The review referred to a rationalisation of its portfolio of titles and the development of the new "technology-enabled operating model" while growing advertising. By 2008 it intends to make savings of £20 million.
A full break-up of the national and regional titles, the company concluded, would have "adversely impacted shareholder value."
Commenting on the results of the comprehensive review chief executive Sly Bailey said: "It has taken a great deal of hard work by everyone involved but I am very pleased we can now present a strategic plan for Trinity Mirror that, once delivered, will make us one of the most efficient and modern media groups in Europe.
"The proposed disposals will enable us to concentrate on the heart of the group and adopt a new, technology-led operating model that will ensure we serve our advertisers and readers better from a significantly lower cost base. The new integrated model will allow Trinity Mirror plc to develop as a multi-platform media business and capitalise on the enormous strengths we have in our core markets.
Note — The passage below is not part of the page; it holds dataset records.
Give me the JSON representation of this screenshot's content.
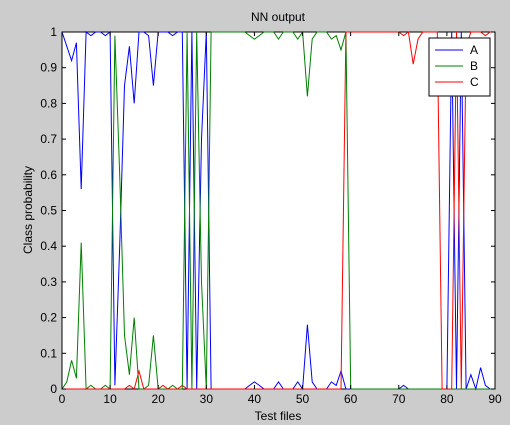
{
  "window": {
    "background": "#cccccc"
  },
  "chart_data": {
    "type": "line",
    "title": "NN output",
    "xlabel": "Test files",
    "ylabel": "Class probability",
    "xlim": [
      0,
      90
    ],
    "ylim": [
      0,
      1
    ],
    "xticks": [
      0,
      10,
      20,
      30,
      40,
      50,
      60,
      70,
      80,
      90
    ],
    "yticks": [
      0,
      0.1,
      0.2,
      0.3,
      0.4,
      0.5,
      0.6,
      0.7,
      0.8,
      0.9,
      1
    ],
    "xtick_labels": [
      "0",
      "10",
      "20",
      "30",
      "40",
      "50",
      "60",
      "70",
      "80",
      "90"
    ],
    "ytick_labels": [
      "0",
      "0.1",
      "0.2",
      "0.3",
      "0.4",
      "0.5",
      "0.6",
      "0.7",
      "0.8",
      "0.9",
      "1"
    ],
    "grid": false,
    "legend": {
      "position": "top-right"
    },
    "x": [
      0,
      1,
      2,
      3,
      4,
      5,
      6,
      7,
      8,
      9,
      10,
      11,
      12,
      13,
      14,
      15,
      16,
      17,
      18,
      19,
      20,
      21,
      22,
      23,
      24,
      25,
      26,
      27,
      28,
      29,
      30,
      31,
      32,
      33,
      34,
      35,
      36,
      37,
      38,
      39,
      40,
      41,
      42,
      43,
      44,
      45,
      46,
      47,
      48,
      49,
      50,
      51,
      52,
      53,
      54,
      55,
      56,
      57,
      58,
      59,
      60,
      61,
      62,
      63,
      64,
      65,
      66,
      67,
      68,
      69,
      70,
      71,
      72,
      73,
      74,
      75,
      76,
      77,
      78,
      79,
      80,
      81,
      82,
      83,
      84,
      85,
      86,
      87,
      88,
      89,
      90
    ],
    "series": [
      {
        "name": "A",
        "color": "#0000ff",
        "values": [
          1,
          0.96,
          0.92,
          0.97,
          0.56,
          1,
          0.99,
          1,
          1,
          0.99,
          1,
          0.01,
          0.4,
          0.85,
          0.96,
          0.8,
          1,
          1,
          0.99,
          0.85,
          1,
          1,
          1,
          0.99,
          1,
          1,
          0,
          1,
          0,
          0.7,
          1,
          0,
          0,
          0,
          0,
          0,
          0,
          0,
          0,
          0.01,
          0.02,
          0.01,
          0,
          0,
          0,
          0.02,
          0,
          0,
          0,
          0.02,
          0,
          0.18,
          0.02,
          0,
          0,
          0,
          0.02,
          0.01,
          0.05,
          0,
          0,
          0,
          0,
          0,
          0,
          0,
          0,
          0,
          0,
          0,
          0,
          0.01,
          0,
          0,
          0,
          0,
          0,
          0,
          0,
          0,
          0,
          1,
          0,
          1,
          0,
          0.04,
          0,
          0.06,
          0.01,
          0,
          0
        ]
      },
      {
        "name": "B",
        "color": "#008000",
        "values": [
          0,
          0.02,
          0.08,
          0.03,
          0.41,
          0,
          0.01,
          0,
          0,
          0.01,
          0,
          0.99,
          0.6,
          0.15,
          0.04,
          0.2,
          0,
          0,
          0.01,
          0.15,
          0,
          0,
          0,
          0.01,
          0,
          0,
          1,
          0,
          1,
          0.3,
          0,
          1,
          1,
          1,
          1,
          1,
          1,
          1,
          1,
          0.99,
          0.98,
          0.99,
          1,
          1,
          1,
          0.98,
          1,
          1,
          1,
          0.98,
          1,
          0.82,
          0.98,
          1,
          1,
          1,
          0.98,
          0.99,
          0.95,
          1,
          0,
          0,
          0,
          0,
          0,
          0,
          0,
          0,
          0,
          0,
          0,
          0,
          0,
          0,
          0,
          0,
          0,
          0,
          0,
          0,
          0,
          0,
          0,
          0,
          0,
          0,
          0,
          0,
          0,
          0,
          0
        ]
      },
      {
        "name": "C",
        "color": "#ff0000",
        "values": [
          0,
          0,
          0,
          0,
          0,
          0,
          0,
          0,
          0,
          0,
          0,
          0,
          0,
          0,
          0.01,
          0,
          0.05,
          0,
          0,
          0,
          0,
          0.01,
          0,
          0,
          0,
          0.01,
          0,
          0,
          0,
          0,
          0,
          0,
          0,
          0,
          0,
          0,
          0,
          0,
          0,
          0,
          0,
          0,
          0,
          0,
          0,
          0,
          0,
          0,
          0,
          0,
          0,
          0,
          0,
          0,
          0,
          0,
          0,
          0,
          0,
          1,
          1,
          1,
          1,
          1,
          1,
          1,
          1,
          1,
          1,
          1,
          1,
          0.99,
          1,
          0.91,
          0.98,
          1,
          1,
          1,
          1,
          0,
          0,
          0,
          1,
          0,
          0.96,
          1,
          1,
          1,
          0.99,
          1,
          1
        ]
      }
    ]
  }
}
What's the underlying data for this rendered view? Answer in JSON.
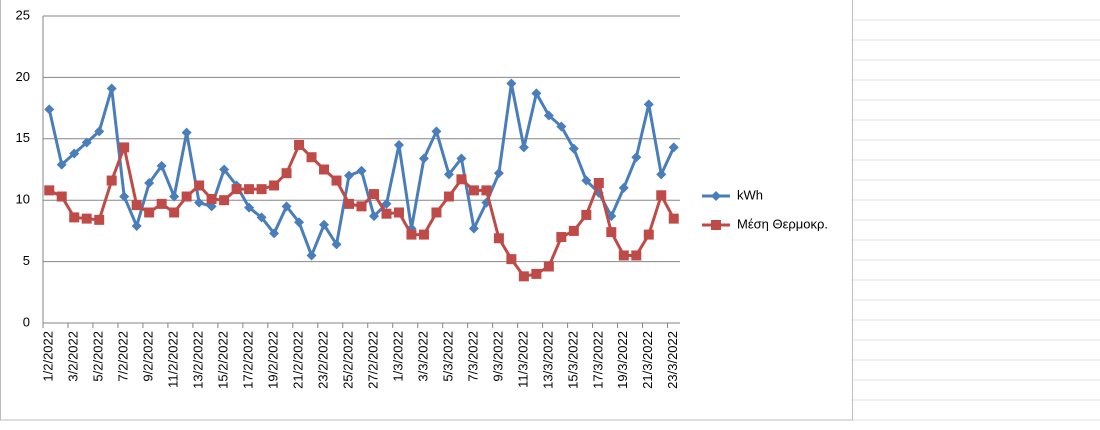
{
  "chart_data": {
    "type": "line",
    "categories": [
      "1/2/2022",
      null,
      "3/2/2022",
      null,
      "5/2/2022",
      null,
      "7/2/2022",
      null,
      "9/2/2022",
      null,
      "11/2/2022",
      null,
      "13/2/2022",
      null,
      "15/2/2022",
      null,
      "17/2/2022",
      null,
      "19/2/2022",
      null,
      "21/2/2022",
      null,
      "23/2/2022",
      null,
      "25/2/2022",
      null,
      "27/2/2022",
      null,
      "1/3/2022",
      null,
      "3/3/2022",
      null,
      "5/3/2022",
      null,
      "7/3/2022",
      null,
      "9/3/2022",
      null,
      "11/3/2022",
      null,
      "13/3/2022",
      null,
      "15/3/2022",
      null,
      "17/3/2022",
      null,
      "19/3/2022",
      null,
      "21/3/2022",
      null,
      "23/3/2022"
    ],
    "series": [
      {
        "name": "kWh",
        "color": "#4a7ebb",
        "marker": "diamond",
        "values": [
          17.4,
          12.9,
          13.8,
          14.7,
          15.6,
          19.1,
          10.3,
          7.9,
          11.4,
          12.8,
          10.3,
          15.5,
          9.8,
          9.5,
          12.5,
          11.2,
          9.4,
          8.6,
          7.3,
          9.5,
          8.2,
          5.5,
          8.0,
          6.4,
          12.0,
          12.4,
          8.7,
          9.7,
          14.5,
          7.7,
          13.4,
          15.6,
          12.1,
          13.4,
          7.7,
          9.8,
          12.2,
          19.5,
          14.3,
          18.7,
          16.9,
          16.0,
          14.2,
          11.6,
          10.6,
          8.7,
          11.0,
          13.5,
          17.8,
          12.1,
          14.3
        ]
      },
      {
        "name": "Μέση Θερμοκρ.",
        "color": "#be4b48",
        "marker": "square",
        "values": [
          10.8,
          10.3,
          8.6,
          8.5,
          8.4,
          11.6,
          14.3,
          9.6,
          9.0,
          9.7,
          9.0,
          10.3,
          11.2,
          10.1,
          10.0,
          10.9,
          10.9,
          10.9,
          11.2,
          12.2,
          14.5,
          13.5,
          12.5,
          11.6,
          9.7,
          9.5,
          10.5,
          8.9,
          9.0,
          7.2,
          7.2,
          9.0,
          10.3,
          11.7,
          10.8,
          10.8,
          6.9,
          5.2,
          3.8,
          4.0,
          4.6,
          7.0,
          7.5,
          8.8,
          11.4,
          7.4,
          5.5,
          5.5,
          7.2,
          10.4,
          8.5
        ]
      }
    ],
    "ylim": [
      0,
      25
    ],
    "yticks": [
      0,
      5,
      10,
      15,
      20,
      25
    ],
    "grid": true,
    "legend": "right"
  }
}
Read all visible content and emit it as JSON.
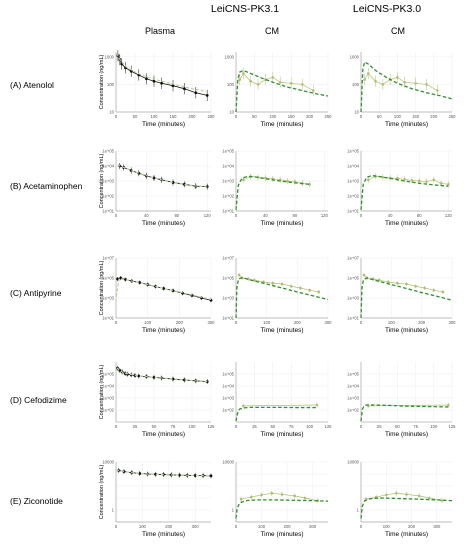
{
  "headers": {
    "group_pk31": "LeiCNS-PK3.1",
    "group_pk30": "LeiCNS-PK3.0",
    "col_plasma": "Plasma",
    "col_cm_a": "CM",
    "col_cm_b": "CM"
  },
  "rows": [
    {
      "label": "(A) Atenolol",
      "ylabel": "Concentration (ng/mL)",
      "xlabel": "Time (minutes)"
    },
    {
      "label": "(B) Acetaminophen",
      "ylabel": "Concentration (ng/mL)",
      "xlabel": "Time (minutes)"
    },
    {
      "label": "(C) Antipyrine",
      "ylabel": "Concentration (ng/mL)",
      "xlabel": "Time (minutes)"
    },
    {
      "label": "(D) Cefodizime",
      "ylabel": "Concentration (ng/mL)",
      "xlabel": "Time (minutes)"
    },
    {
      "label": "(E) Ziconotide",
      "ylabel": "Concentration (ng/mL)",
      "xlabel": "Time (minutes)"
    }
  ],
  "chart_data": [
    {
      "drug": "Atenolol",
      "type": "line",
      "yscale": "log",
      "xlim": [
        0,
        250
      ],
      "xticks": [
        0,
        50,
        100,
        150,
        200,
        250
      ],
      "ylim": [
        10,
        1500
      ],
      "yticks": [
        10,
        100,
        1000
      ],
      "ytick_labels": [
        "10",
        "100",
        "1000"
      ],
      "panels": {
        "plasma": {
          "observed": {
            "x": [
              5,
              10,
              15,
              25,
              40,
              60,
              80,
              100,
              120,
              150,
              180,
              210,
              240
            ],
            "y": [
              1100,
              800,
              550,
              400,
              300,
              220,
              160,
              130,
              110,
              90,
              70,
              50,
              40
            ]
          },
          "predicted": {
            "x": [
              2,
              10,
              25,
              50,
              80,
              120,
              160,
              200,
              240
            ],
            "y": [
              1300,
              800,
              450,
              280,
              190,
              130,
              95,
              70,
              55
            ]
          }
        },
        "cm_pk31": {
          "observed": {
            "x": [
              10,
              20,
              40,
              60,
              80,
              100,
              120,
              150,
              180,
              210
            ],
            "y": [
              150,
              250,
              130,
              100,
              150,
              180,
              120,
              110,
              100,
              60
            ]
          },
          "predicted": {
            "x": [
              0,
              5,
              10,
              20,
              40,
              70,
              100,
              140,
              180,
              220,
              250
            ],
            "y": [
              10,
              150,
              280,
              320,
              250,
              170,
              120,
              80,
              60,
              45,
              38
            ]
          }
        },
        "cm_pk30": {
          "observed": {
            "x": [
              10,
              20,
              40,
              60,
              80,
              100,
              120,
              150,
              180,
              210
            ],
            "y": [
              150,
              250,
              130,
              100,
              150,
              180,
              120,
              110,
              100,
              60
            ]
          },
          "predicted": {
            "x": [
              0,
              5,
              10,
              20,
              40,
              70,
              100,
              140,
              180,
              220,
              250
            ],
            "y": [
              10,
              350,
              650,
              550,
              320,
              180,
              110,
              70,
              50,
              38,
              30
            ]
          }
        }
      }
    },
    {
      "drug": "Acetaminophen",
      "type": "line",
      "yscale": "log",
      "xlim": [
        0,
        125
      ],
      "xticks": [
        0,
        40,
        80,
        120
      ],
      "ylim": [
        10,
        100000
      ],
      "yticks": [
        10,
        100,
        1000,
        10000,
        100000
      ],
      "ytick_labels": [
        "1e+01",
        "1e+02",
        "1e+03",
        "1e+04",
        "1e+05"
      ],
      "panels": {
        "plasma": {
          "observed": {
            "x": [
              5,
              10,
              20,
              30,
              40,
              50,
              60,
              75,
              90,
              105,
              120
            ],
            "y": [
              10000,
              8000,
              5000,
              3300,
              2200,
              1600,
              1200,
              800,
              600,
              450,
              420
            ]
          },
          "predicted": {
            "x": [
              2,
              10,
              20,
              40,
              60,
              80,
              100,
              120
            ],
            "y": [
              12000,
              8000,
              5000,
              2300,
              1200,
              700,
              500,
              400
            ]
          }
        },
        "cm_pk31": {
          "observed": {
            "x": [
              10,
              20,
              30,
              40,
              50,
              60,
              70,
              80,
              90,
              100
            ],
            "y": [
              1200,
              2000,
              1800,
              1600,
              1400,
              1200,
              1000,
              900,
              700,
              600
            ]
          },
          "predicted": {
            "x": [
              0,
              3,
              8,
              15,
              25,
              40,
              60,
              80,
              100
            ],
            "y": [
              12,
              500,
              1500,
              2000,
              1900,
              1400,
              1000,
              750,
              600
            ]
          }
        },
        "cm_pk30": {
          "observed": {
            "x": [
              10,
              20,
              30,
              40,
              50,
              60,
              70,
              80,
              90,
              100,
              110,
              120
            ],
            "y": [
              1200,
              2000,
              1800,
              1600,
              1500,
              1300,
              1100,
              1000,
              900,
              1200,
              700,
              600
            ]
          },
          "predicted": {
            "x": [
              0,
              3,
              8,
              15,
              25,
              40,
              60,
              80,
              100,
              120
            ],
            "y": [
              12,
              600,
              1800,
              2300,
              2000,
              1500,
              1000,
              700,
              550,
              450
            ]
          }
        }
      }
    },
    {
      "drug": "Antipyrine",
      "type": "line",
      "yscale": "log",
      "xlim": [
        0,
        300
      ],
      "xticks": [
        0,
        100,
        200,
        300
      ],
      "ylim": [
        10,
        10000000
      ],
      "yticks": [
        10,
        1000,
        100000,
        10000000
      ],
      "ytick_labels": [
        "1e+01",
        "1e+03",
        "1e+05",
        "1e+07"
      ],
      "panels": {
        "plasma": {
          "observed": {
            "x": [
              5,
              15,
              30,
              50,
              75,
              100,
              125,
              150,
              180,
              210,
              240,
              270,
              300
            ],
            "y": [
              80000,
              100000,
              70000,
              50000,
              35000,
              22000,
              14000,
              9000,
              5500,
              3000,
              1800,
              1000,
              600
            ]
          },
          "predicted": {
            "x": [
              1,
              10,
              50,
              100,
              150,
              200,
              250,
              300
            ],
            "y": [
              1500,
              90000,
              50000,
              22000,
              9000,
              4000,
              1700,
              700
            ]
          }
        },
        "cm_pk31": {
          "observed": {
            "x": [
              10,
              20,
              40,
              60,
              90,
              120,
              150,
              180,
              210,
              240,
              270
            ],
            "y": [
              200000,
              100000,
              80000,
              60000,
              40000,
              30000,
              25000,
              15000,
              10000,
              6000,
              4000
            ]
          },
          "predicted": {
            "x": [
              0,
              3,
              8,
              20,
              50,
              100,
              150,
              200,
              250,
              300
            ],
            "y": [
              10,
              10000,
              80000,
              110000,
              60000,
              25000,
              10000,
              4000,
              1700,
              700
            ]
          }
        },
        "cm_pk30": {
          "observed": {
            "x": [
              10,
              20,
              40,
              60,
              90,
              120,
              150,
              180,
              210,
              240,
              270
            ],
            "y": [
              200000,
              100000,
              80000,
              60000,
              40000,
              30000,
              25000,
              15000,
              10000,
              6000,
              4000
            ]
          },
          "predicted": {
            "x": [
              0,
              3,
              8,
              20,
              50,
              100,
              150,
              200,
              250,
              300
            ],
            "y": [
              10,
              8000,
              70000,
              100000,
              55000,
              22000,
              9000,
              3500,
              1500,
              600
            ]
          }
        }
      }
    },
    {
      "drug": "Cefodizime",
      "type": "line",
      "yscale": "log",
      "xlim": [
        0,
        125
      ],
      "xticks": [
        0,
        25,
        50,
        75,
        100,
        125
      ],
      "ylim": [
        10,
        1000000
      ],
      "yticks": [
        100,
        1000,
        10000,
        100000
      ],
      "ytick_labels": [
        "1e+02",
        "1e+03",
        "1e+04",
        "1e+05"
      ],
      "panels": {
        "plasma": {
          "observed": {
            "x": [
              2,
              5,
              8,
              12,
              15,
              20,
              25,
              30,
              40,
              50,
              60,
              75,
              90,
              105,
              120
            ],
            "y": [
              300000,
              200000,
              150000,
              110000,
              95000,
              85000,
              75000,
              68000,
              60000,
              52000,
              46000,
              38000,
              32000,
              27000,
              23000
            ]
          },
          "predicted": {
            "x": [
              1,
              10,
              30,
              60,
              90,
              120
            ],
            "y": [
              320000,
              120000,
              70000,
              46000,
              32000,
              23000
            ]
          }
        },
        "cm_pk31": {
          "observed": {
            "x": [
              10,
              110
            ],
            "y": [
              220,
              260
            ]
          },
          "predicted": {
            "x": [
              0,
              2,
              5,
              10,
              20,
              40,
              60,
              80,
              100,
              110
            ],
            "y": [
              12,
              50,
              120,
              150,
              165,
              165,
              165,
              160,
              160,
              160
            ]
          }
        },
        "cm_pk30": {
          "observed": {
            "x": [
              10,
              120
            ],
            "y": [
              220,
              260
            ]
          },
          "predicted": {
            "x": [
              0,
              2,
              5,
              10,
              20,
              40,
              60,
              80,
              100,
              120
            ],
            "y": [
              12,
              120,
              250,
              270,
              260,
              240,
              210,
              200,
              190,
              180
            ]
          }
        }
      }
    },
    {
      "drug": "Ziconotide",
      "type": "line",
      "yscale": "log",
      "xlim": [
        0,
        360
      ],
      "xticks": [
        0,
        100,
        200,
        300
      ],
      "ylim": [
        0.1,
        10000
      ],
      "yticks": [
        0.1,
        1,
        10,
        100,
        1000,
        10000
      ],
      "ytick_labels": [
        "",
        "1",
        "",
        "",
        "",
        "10000"
      ],
      "panels": {
        "plasma": {
          "observed": {
            "x": [
              10,
              30,
              60,
              90,
              120,
              150,
              180,
              210,
              240,
              270,
              300,
              330,
              360
            ],
            "y": [
              2000,
              1600,
              1300,
              1100,
              1000,
              950,
              900,
              850,
              800,
              780,
              750,
              730,
              700
            ]
          },
          "predicted": {
            "x": [
              1,
              20,
              60,
              120,
              200,
              280,
              360
            ],
            "y": [
              2200,
              1800,
              1300,
              1000,
              850,
              760,
              700
            ]
          }
        },
        "cm_pk31": {
          "observed": {
            "x": [
              20,
              60,
              100,
              140,
              180,
              230,
              270,
              320
            ],
            "y": [
              8,
              12,
              18,
              25,
              20,
              15,
              10,
              6
            ]
          },
          "predicted": {
            "x": [
              0,
              5,
              15,
              40,
              80,
              150,
              220,
              300,
              360
            ],
            "y": [
              0.2,
              1.5,
              4,
              6,
              7,
              7,
              6.5,
              6,
              5.5
            ]
          }
        },
        "cm_pk30": {
          "observed": {
            "x": [
              20,
              60,
              100,
              140,
              180,
              230,
              270,
              320
            ],
            "y": [
              8,
              12,
              18,
              25,
              20,
              15,
              10,
              6
            ]
          },
          "predicted": {
            "x": [
              0,
              5,
              15,
              40,
              80,
              150,
              220,
              300,
              360
            ],
            "y": [
              0.2,
              2,
              6,
              9,
              10,
              9,
              8,
              7,
              6
            ]
          }
        }
      }
    }
  ]
}
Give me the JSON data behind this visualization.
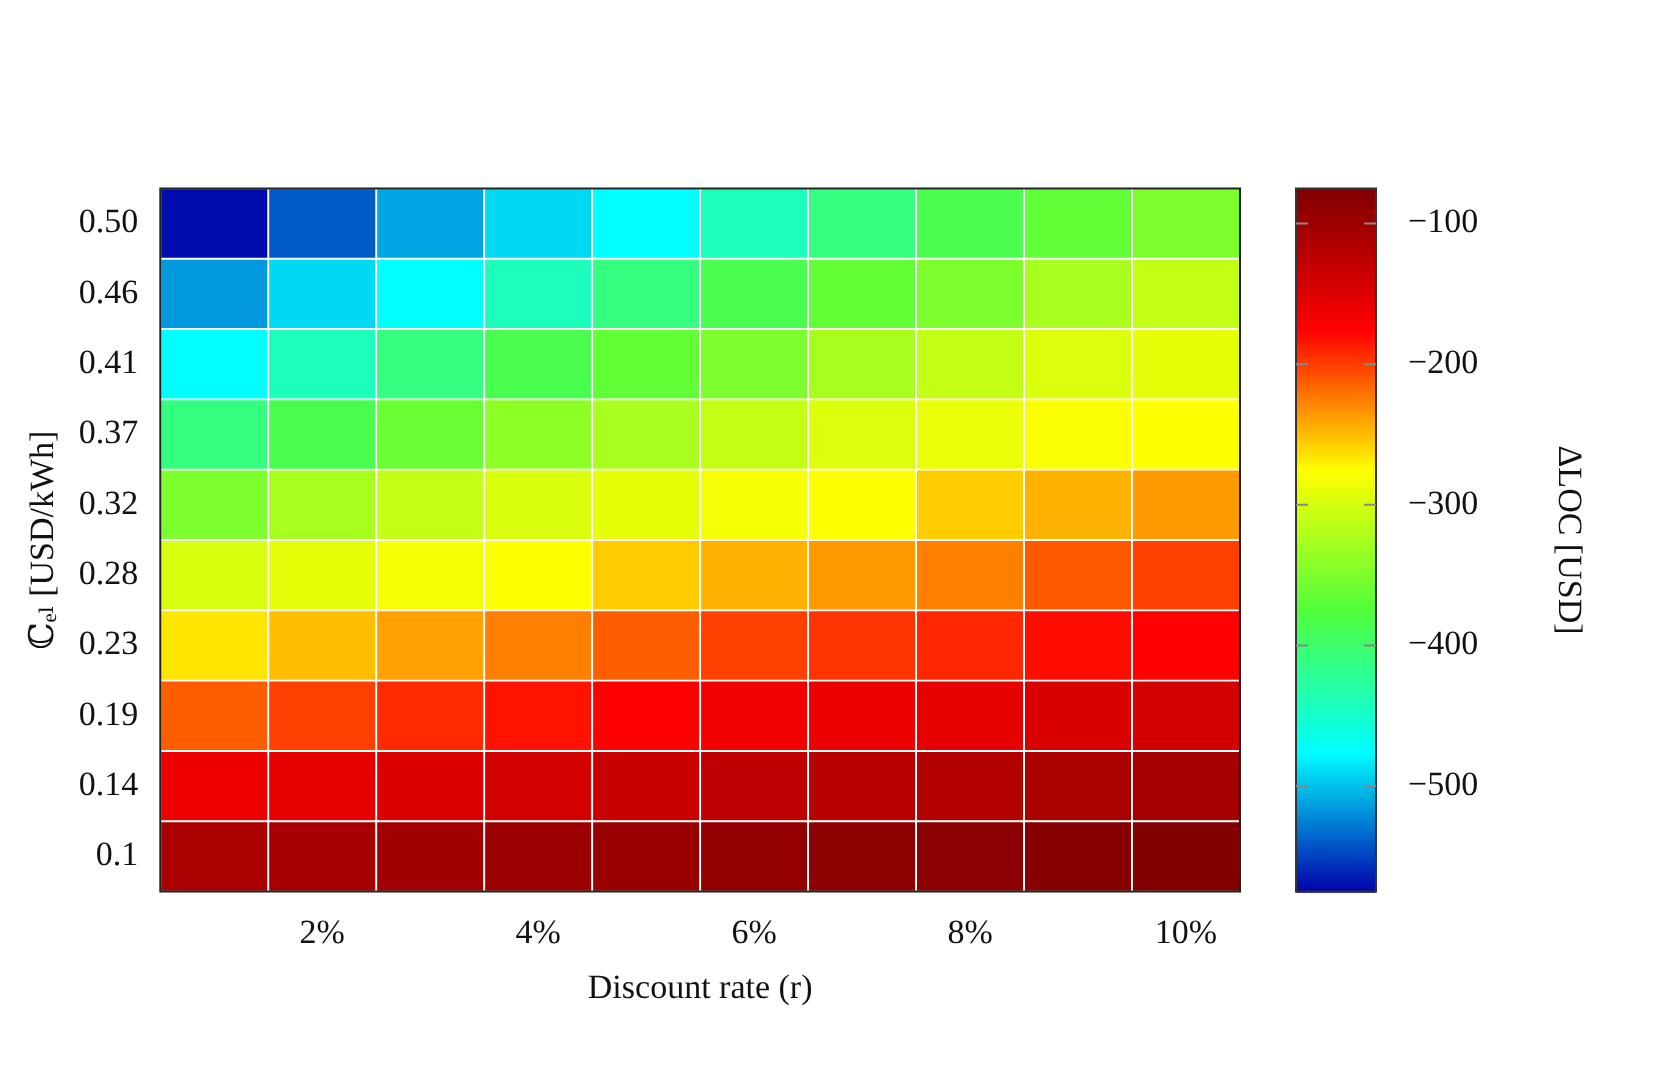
{
  "chart_data": {
    "type": "heatmap",
    "xlabel": "Discount rate (r)",
    "ylabel": "ℂₑₗ [USD/kWh]",
    "clabel": "ΔLOC [USD]",
    "categories": [
      null,
      "2%",
      null,
      "4%",
      null,
      "6%",
      null,
      "8%",
      null,
      "10%"
    ],
    "y_categories": [
      "0.50",
      "0.46",
      "0.41",
      "0.37",
      "0.32",
      "0.28",
      "0.23",
      "0.19",
      "0.14",
      "0.1"
    ],
    "cells": [
      [
        -570,
        -540,
        -510,
        -490,
        -475,
        -440,
        -410,
        -385,
        -365,
        -350
      ],
      [
        -515,
        -490,
        -475,
        -440,
        -410,
        -385,
        -365,
        -350,
        -325,
        -310
      ],
      [
        -475,
        -440,
        -410,
        -385,
        -365,
        -350,
        -325,
        -310,
        -295,
        -290
      ],
      [
        -410,
        -385,
        -360,
        -340,
        -325,
        -310,
        -295,
        -285,
        -278,
        -275
      ],
      [
        -350,
        -325,
        -310,
        -298,
        -290,
        -280,
        -275,
        -255,
        -245,
        -235
      ],
      [
        -298,
        -290,
        -280,
        -275,
        -255,
        -245,
        -235,
        -225,
        -210,
        -200
      ],
      [
        -265,
        -250,
        -238,
        -225,
        -212,
        -200,
        -195,
        -190,
        -180,
        -175
      ],
      [
        -212,
        -200,
        -192,
        -182,
        -175,
        -165,
        -160,
        -155,
        -145,
        -140
      ],
      [
        -162,
        -155,
        -147,
        -140,
        -132,
        -125,
        -120,
        -115,
        -110,
        -105
      ],
      [
        -110,
        -105,
        -102,
        -98,
        -95,
        -90,
        -87,
        -84,
        -80,
        -77
      ]
    ],
    "clim": [
      -575,
      -75
    ],
    "cticks": [
      {
        "value": -500,
        "label": "−500"
      },
      {
        "value": -400,
        "label": "−400"
      },
      {
        "value": -300,
        "label": "−300"
      },
      {
        "value": -200,
        "label": "−200"
      },
      {
        "value": -100,
        "label": "−100"
      }
    ]
  }
}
Now this review has been completed we can move forward swiftly and turn our vision into a reality."
Trinity has acquired five digital businesses since 2003 and launched more than 300 products and services and operating costs have been reduced by over £60million per annum while digital revenues have seen a £30million lift.
The best opportunity for growth is said to be within the group's retained regional businesses and digital assets.
Trinity's board has appointed Rothschild to advise on the company's disposals which are expected to be completed by the second and third quarters of 2007.
There will be more print and online integration to improve cross advertising opportunities and "serve our markets at a lower cost".
The review concluded that investment in technology would help the regional titles to drive revenues but at the same time editorial will be streamlined to "allow more extensive and efficient multimedia publishing."
National titles will have new look websites with a focus upon news, sport and show business with an increase in audio visual and user generated content.
• Trinity also reported a trading update revealing the company is continuing to face difficult market conditions.
Group advertising revenue for the last five months fell by 8.4 per cent year-on-year which was comparatively better than the9.6 per cent drop over the year.
Circulation revenue fell by 0.5 per cent over five months Trinity said it expected to see market conditions to stabaliser in 2007.